Computes consensus trees and other phylogenetic tree summaries
Project description
sumt
The command-line program sumt
computes consensus trees and other tree-summary statistics for sets of phylogenetic trees. The input trees can be in one or more input files, and will typically be from a Bayesian MCMC analysis (BEAST or MrBayes for instance) or from a bootstrap procedure.
sumt
can compute three different kinds of main tree summaries:
- Majority rule consensus tree
- Majority rule consensus tree, with all compatible bipartitions added
- Maximum bipartition credibility tree
Branch labels on these trees indicate clade support.
sumt
also produces a summary of observed bipartitions along with branch length means and variances and, optionally, a list of tree topologies and how frequently they were observed. The name is taken from the sumt
command in MrBayes, whose functionality it also is meant to resemble. Clade support values and topology frequencies can be interpreted as posterior probabilities if the input trees are from a Bayesian MCMC analysis.
Availability
The sumt
source code is available on GitHub: https://github.com/agormp/sumt. The executable can be installed from PyPI: https://pypi.org/project/sumt/
Installation
python3 -m pip install sumt
Upgrading to latest version:
python3 -m pip install --upgrade sumt
Dependencies
sumt
relies on the phylotreelib library for phylogeny-related matters, and on psutil for (optionally) monitoring memory usage. These are automatically included when using pip to install.
Overview
- Input:
- One or more files containing phylogenetic trees (all trees must have same leaf names), in NEXUS or Newick format.

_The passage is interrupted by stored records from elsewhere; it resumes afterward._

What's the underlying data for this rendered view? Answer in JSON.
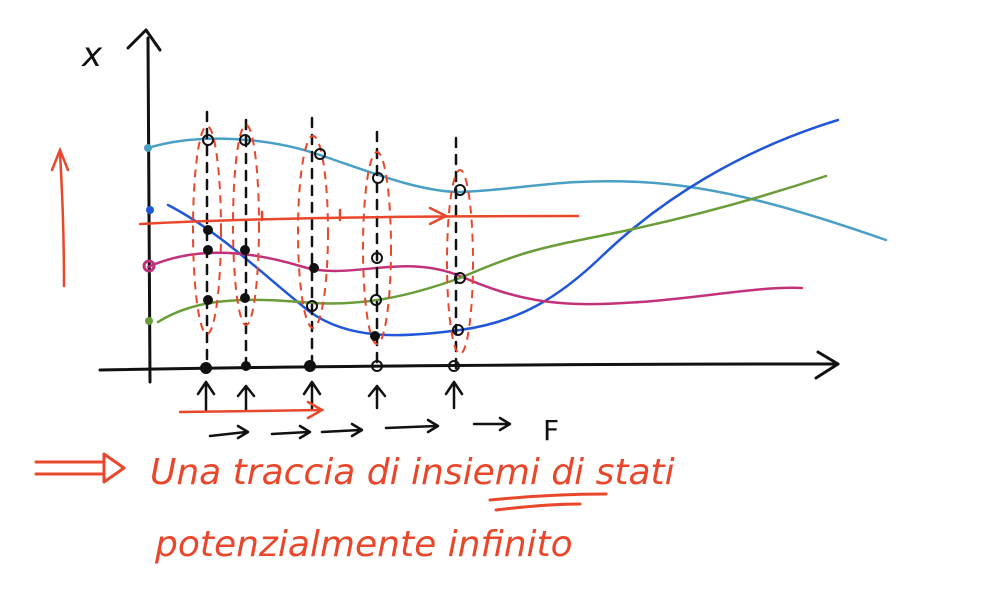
{
  "axes": {
    "y_label": "x",
    "x_end_label": "F"
  },
  "caption": {
    "line1": "Una traccia di insiemi di stati",
    "line2": "potenzialmente infinito"
  },
  "colors": {
    "ink": "#111111",
    "annotation": "#e8472b",
    "curve_light_blue": "#4a9fc4",
    "curve_blue": "#2056d8",
    "curve_magenta": "#c2327a",
    "curve_green": "#6a9c3a"
  },
  "icons": {
    "implication": "double-arrow-right-icon",
    "time_arrow": "arrow-right-icon"
  }
}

- Typically trees are from a Bayesian MCMC analysis, but could also be from a bootstrap procedure
- Can read sample files from BEAST and MrBayes
- Output:
- File containing summary tree with clade support values (= frequency of bipartition in input trees). Can be one of these:
- Majority rule consensus tree
- Majority rule consensus tree, with all compatible bipartitions added
- Maximum bipartition credibility tree (similar to maximum clade credibility tree, but ignoring location of root)
- The file also contains a second consensus tree where branch labels indicate bipartition IDs, which can be used for interpreting bipartition file below.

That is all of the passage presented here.